Essays

The thing that hurts the most

You always think you know what is going to hurt the most. You think it’s going to be the thought alone. The fact, as if facts had thorns and claws. Little-known fact about facts: they don’t. At a very early stage, harsh truths, incidents, important events of your life are like stones that are thrown at your face: they might hurt, maybe they will even break a tooth or two. But, once they fall to the ground, it’s done. They are just there, and you stare at them in their innocence, and you think: did someone just throw this stone at my face? You look around —  no one. Did you maybe just imagine it? But the pain is there. The gap between your sane teeth is bloody. And it hurts.

Some people, the lions, the unfortunate, they say they experience some heart-wrenching pain like never before. I imagine it like eating a bunch of thorny roses without chewing: awful, all the time. It wasn’t like that for me. I am an iceberg person. It’s all numbness and emptiness. Then a lot of feelings —  unrelated feelings: extreme desperation, anger, euphory, I even go a little crazy. But no pain, meaning: no heart-wrenching pain that makes your stomach churn and sets your limbs on fire. Where is the pain? You want it, you crave it. You think you owe it to someone —  to yourself? To him, her, them? They’d be disappointed if they knew you are not grieving. But you are. Or are you?

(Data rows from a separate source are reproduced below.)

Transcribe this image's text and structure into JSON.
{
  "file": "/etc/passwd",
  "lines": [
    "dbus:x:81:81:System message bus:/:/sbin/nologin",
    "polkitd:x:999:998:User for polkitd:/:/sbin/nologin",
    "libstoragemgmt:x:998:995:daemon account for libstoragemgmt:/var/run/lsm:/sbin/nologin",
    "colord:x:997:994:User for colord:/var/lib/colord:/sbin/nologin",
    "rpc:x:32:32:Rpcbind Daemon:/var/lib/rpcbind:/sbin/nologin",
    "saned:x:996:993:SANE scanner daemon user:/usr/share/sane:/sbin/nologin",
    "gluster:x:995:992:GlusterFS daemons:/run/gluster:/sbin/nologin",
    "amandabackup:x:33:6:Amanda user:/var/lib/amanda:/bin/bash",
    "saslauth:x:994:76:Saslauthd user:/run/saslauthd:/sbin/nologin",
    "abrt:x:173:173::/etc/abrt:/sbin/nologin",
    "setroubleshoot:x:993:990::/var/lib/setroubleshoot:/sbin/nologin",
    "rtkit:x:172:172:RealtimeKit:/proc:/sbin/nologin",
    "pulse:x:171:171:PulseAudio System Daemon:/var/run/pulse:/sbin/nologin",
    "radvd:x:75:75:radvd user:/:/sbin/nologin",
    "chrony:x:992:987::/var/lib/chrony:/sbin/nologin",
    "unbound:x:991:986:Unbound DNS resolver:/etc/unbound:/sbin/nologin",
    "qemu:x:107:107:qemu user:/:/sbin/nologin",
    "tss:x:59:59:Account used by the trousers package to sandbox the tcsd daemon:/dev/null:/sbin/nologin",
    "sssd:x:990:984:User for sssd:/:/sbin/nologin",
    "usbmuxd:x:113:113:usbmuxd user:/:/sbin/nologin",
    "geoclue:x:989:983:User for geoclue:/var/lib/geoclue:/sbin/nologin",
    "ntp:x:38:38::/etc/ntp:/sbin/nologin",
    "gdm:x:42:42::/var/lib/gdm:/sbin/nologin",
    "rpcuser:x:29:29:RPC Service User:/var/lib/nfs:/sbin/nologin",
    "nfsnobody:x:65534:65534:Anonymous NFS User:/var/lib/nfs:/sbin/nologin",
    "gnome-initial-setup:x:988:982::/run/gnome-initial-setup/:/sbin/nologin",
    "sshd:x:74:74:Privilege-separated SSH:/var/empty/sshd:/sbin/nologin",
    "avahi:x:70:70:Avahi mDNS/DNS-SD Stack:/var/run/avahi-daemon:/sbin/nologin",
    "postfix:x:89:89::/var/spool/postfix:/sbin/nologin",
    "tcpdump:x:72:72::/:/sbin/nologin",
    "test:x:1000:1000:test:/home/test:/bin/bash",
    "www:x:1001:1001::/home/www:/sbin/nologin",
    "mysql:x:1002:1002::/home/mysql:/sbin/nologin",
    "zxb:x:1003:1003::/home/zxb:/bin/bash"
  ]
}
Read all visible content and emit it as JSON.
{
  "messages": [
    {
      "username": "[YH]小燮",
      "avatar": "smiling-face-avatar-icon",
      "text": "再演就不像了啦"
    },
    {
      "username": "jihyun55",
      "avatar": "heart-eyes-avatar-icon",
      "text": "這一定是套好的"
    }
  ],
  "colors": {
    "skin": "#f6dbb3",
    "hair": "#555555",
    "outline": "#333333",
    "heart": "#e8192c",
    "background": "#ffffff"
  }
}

For a while, it even stops hurting at all. You think you got away with it. Great! Now it’s time to move on. Move on, then; one step at a time. Right, left, right, left. Laugh, eat, drink, talk. All is good, all is full of energy. So dreadful was the feeling of death that just shook you to the core that everything of life and love is bursting with color. You tell your friends you’re making steps ahead —  you are so strong! A lion, you, as well. It’s gonna be just fine. Just a few weeks from now, it’s going to be ok. You even smile earnestly for the first time again. And then —  then it hurts for real.

It’s different for everyone, I guess. For me it was when his profile was wiped out the Facebooksphere. Stupid, I know. But this meant just one thing: he didn’t exist anymore. He was really gone. I couldn’t hide in memories and old photos and messages. I couldn’t pretend he was just in another country, like always. Every trace we left online side by side, gone. I saved his pictures before it happened, but pictures are not his words, his nicknames, a lukewarm reminder of his presence. All I have is a folder in my office laptop full of pictures from three, four years ago, like a stalker who is not good at her job. As I typed his name in the search bar and saw nothing appear, I finally felt it: confusion, perdition, loss. Realization. It was there at the tip of my fingers —  pain, the heart-wrenching one. The stone had hit me in the face months before, and I had finally found the guilty hand. He was gone. He is gone.

I would like to say that was what hurt the most, but I’d be lying. Suffering in that conscious way brought me to a point I thought impossible, inexistent. I had just saved myself from the agony of not going through agony. I just avoided by a whisker the possibility to block in all the ache and let it eat me from the inside. As I sat at my desk looking at his name finding no matches in the search bar, I felt bad, yes. I felt lost, a million leagues away from any intelligible life form that could save me. But, somehow, I was still saved. I was rescued from the curse of letting something eat you up while you are not looking. This is what would have hurt the most. Not now —  but one day. One day I would have woken up with a broken soul. And now my soul is not doing well, and it’s in pieces I need to sew back together. But I am free. I will be free.